Question

If $p{K}_b$ for fluoride ion at ${25}^{\circ }C$ is $10.83$, then the ionisation constant of hydrofluoric acid in water at this temperature is:

• A. $3.52\times {10}^{-3}$
• B. $6.75\times {10}^{-4}$
• C. $5.38\times {10}^{-2}$
• D. $1.74\times {10}^{-5}$

Answer 1

Answer: (B)

$6.75\times {10}^{-4}$

It is given that $p{K}_b=10.83$ for fluoride.

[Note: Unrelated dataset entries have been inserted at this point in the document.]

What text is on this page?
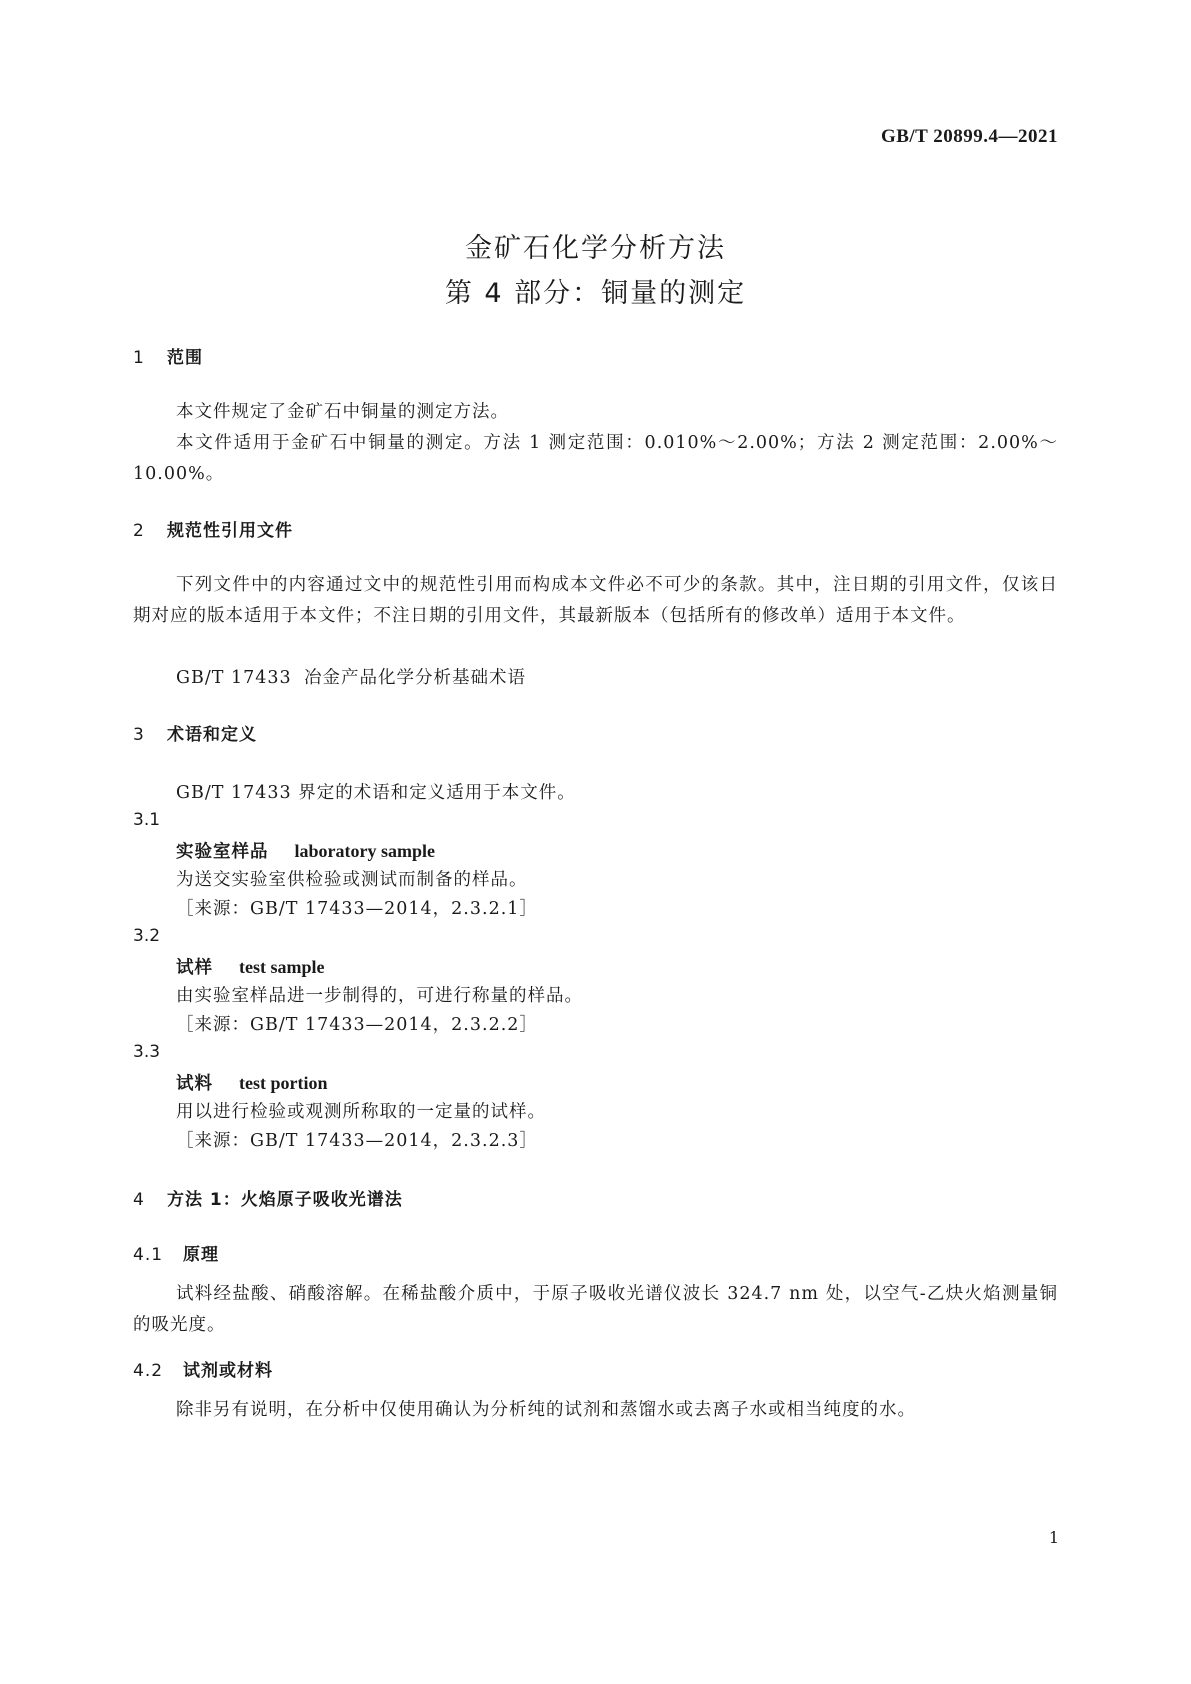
GB/T 20899.4—2021
金矿石化学分析方法
第 4 部分：铜量的测定
1 范围
本文件规定了金矿石中铜量的测定方法。
本文件适用于金矿石中铜量的测定。方法 1 测定范围：0.010%～2.00%；方法 2 测定范围：2.00%～10.00%。
2 规范性引用文件
下列文件中的内容通过文中的规范性引用而构成本文件必不可少的条款。其中，注日期的引用文件，仅该日期对应的版本适用于本文件；不注日期的引用文件，其最新版本（包括所有的修改单）适用于本文件。
GB/T 17433 冶金产品化学分析基础术语
3 术语和定义
GB/T 17433 界定的术语和定义适用于本文件。
3.1
实验室样品 laboratory sample
为送交实验室供检验或测试而制备的样品。
［来源：GB/T 17433—2014，2.3.2.1］
3.2
试样 test sample
由实验室样品进一步制得的，可进行称量的样品。
［来源：GB/T 17433—2014，2.3.2.2］
3.3
试料 test portion
用以进行检验或观测所称取的一定量的试样。
［来源：GB/T 17433—2014，2.3.2.3］
4 方法 1：火焰原子吸收光谱法
4.1 原理
试料经盐酸、硝酸溶解。在稀盐酸介质中，于原子吸收光谱仪波长 324.7 nm 处，以空气-乙炔火焰测量铜的吸光度。
4.2 试剂或材料
除非另有说明，在分析中仅使用确认为分析纯的试剂和蒸馏水或去离子水或相当纯度的水。
1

Hence, the base dissociation constant $=K_b={10}^{-10.83}=1.48\times {10}^{-11}$

The relationship between the dissociation constants for hydrofluoric acid and fluoride ions is as given below:

$K_a\times K_b=K_w$,

where $K_w$ is the ionic product of water, $K_a$ is the dissociation constant of an acid and $K_b$ is the dissociation constant of a base..

Substituting values in the above expression, we get
$\therefore K_a=\frac{K_w}{K_b}=\frac{{10}^{-14}}{1.48\times {10}^{-11}}=6.75\times {10}^{-4}$

Hence, the ionisation constant of hydrofluoric acid in water is $6.75\times {10}^{-4}$.